1. Pairing is equal:

There are 60 kinds of C (10,1) * c (4,2) =.

(First, choose a number from 1 to 10, and then choose two cards from the four cards of this number to give one of them, and the other one has no choice. )

2. In the case of equal points:

These cards are the same and different.

(1) If they are the same, for example, {2,6} pair {2,6}

There are * * * such cases: C (10/0,2) * a (4,2) * a (4,2) = 5480.

(Since they are not a pair, first choose two numbers from 1 to 10, and then choose two cards from each number in order for the two families. )

(2) The points are the same, but the cards are different.

All 0 points: {1, 9}, {2,8}, {3,7}, {4,6} * *.

They are all 1 min: {1, 10}, {2,9}, {3,8}, {4,7}, {5,6} * *.

It's all 2 o'clock: {2 10}, {3,9}, {4,8}, {5,7} * *.

All three points: {1, 2}, {3 10}, {4,9}, {5,8}, {6,7} * *.

They are all four points: {1, 3}, {4 10}, {5,9}, {6,8} * *.

They are all five points: {1, 4}, {2,3}, {5, 10}, {6,9}, {7,8} * *.

They are all six points: {1, 5}, {2,4}, {6, 10}, {7,9} * *.

All 7 o'clock: {1, 6}, {2,5}, {3,4}, {7,0/0}, {8,9} * *.

8 o'clock: {1, 7}, {2,6}, {3,5}, {8, 10} * *.

All 9 o'clock: {1, 8}, {2,7}, {3,6}, {4,5}, {9, 10} * *.

Even numbers * * include c (5,1) * a (4,2) * c (4,1) * c (4,65438.

(First, choose one from five even numbers, then choose two from four types in sequence for two people, and then two people choose one card from each of the four cards of two numbers of this type, four times, four times at a time 1).

Odd numbers * * include c (51) * a (5,2) * c (41) * c (41) * c (41) * c (465438).

(First, choose one of the five odd numbers, then choose two of the five types in order to give them to two people, and then two people choose one card from each of the four cards of the two numbers of this type, four times, four times at a time 1).

In short, the dealer and easycard are equal in size, including pairs and points.

Add up to 60+5480+15360+25600 = 46500 species.

The rest * * * is 548340-46500=50 1840.

These situations are based on the principle of symmetry.

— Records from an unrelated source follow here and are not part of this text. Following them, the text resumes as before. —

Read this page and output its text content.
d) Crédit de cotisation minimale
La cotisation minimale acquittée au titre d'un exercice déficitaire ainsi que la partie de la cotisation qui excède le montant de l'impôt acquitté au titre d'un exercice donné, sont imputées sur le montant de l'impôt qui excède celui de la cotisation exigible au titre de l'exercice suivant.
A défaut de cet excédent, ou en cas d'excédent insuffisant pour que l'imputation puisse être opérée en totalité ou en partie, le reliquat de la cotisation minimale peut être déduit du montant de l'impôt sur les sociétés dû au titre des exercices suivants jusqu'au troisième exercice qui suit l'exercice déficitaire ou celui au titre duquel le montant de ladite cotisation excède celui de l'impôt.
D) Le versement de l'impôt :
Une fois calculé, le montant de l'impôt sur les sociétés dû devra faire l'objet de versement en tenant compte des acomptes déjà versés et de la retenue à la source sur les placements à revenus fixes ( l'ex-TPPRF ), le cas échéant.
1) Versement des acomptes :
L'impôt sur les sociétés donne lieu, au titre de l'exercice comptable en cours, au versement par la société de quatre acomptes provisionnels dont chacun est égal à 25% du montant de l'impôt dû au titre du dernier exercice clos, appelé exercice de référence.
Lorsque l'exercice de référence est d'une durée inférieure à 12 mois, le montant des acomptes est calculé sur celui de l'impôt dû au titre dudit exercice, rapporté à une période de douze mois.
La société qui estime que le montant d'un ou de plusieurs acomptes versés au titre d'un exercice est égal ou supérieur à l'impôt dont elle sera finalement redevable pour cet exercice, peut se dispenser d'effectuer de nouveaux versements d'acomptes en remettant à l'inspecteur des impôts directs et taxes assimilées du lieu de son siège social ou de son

The two families should have equal opportunities.

So everyone has 250,920 situations to win, and the bookmakers of equal size will win.

Therefore, the category of Ying Zhuang is 250920+46500=297420.

The probability is 297420/548340=4957/9 139.

I only calculated the probability of winning the bet once.

Without considering the doubling and the size of the bet, if we do this, we can calculate which side will benefit from this long-term gambling. That's an expectation and it's not difficult to calculate.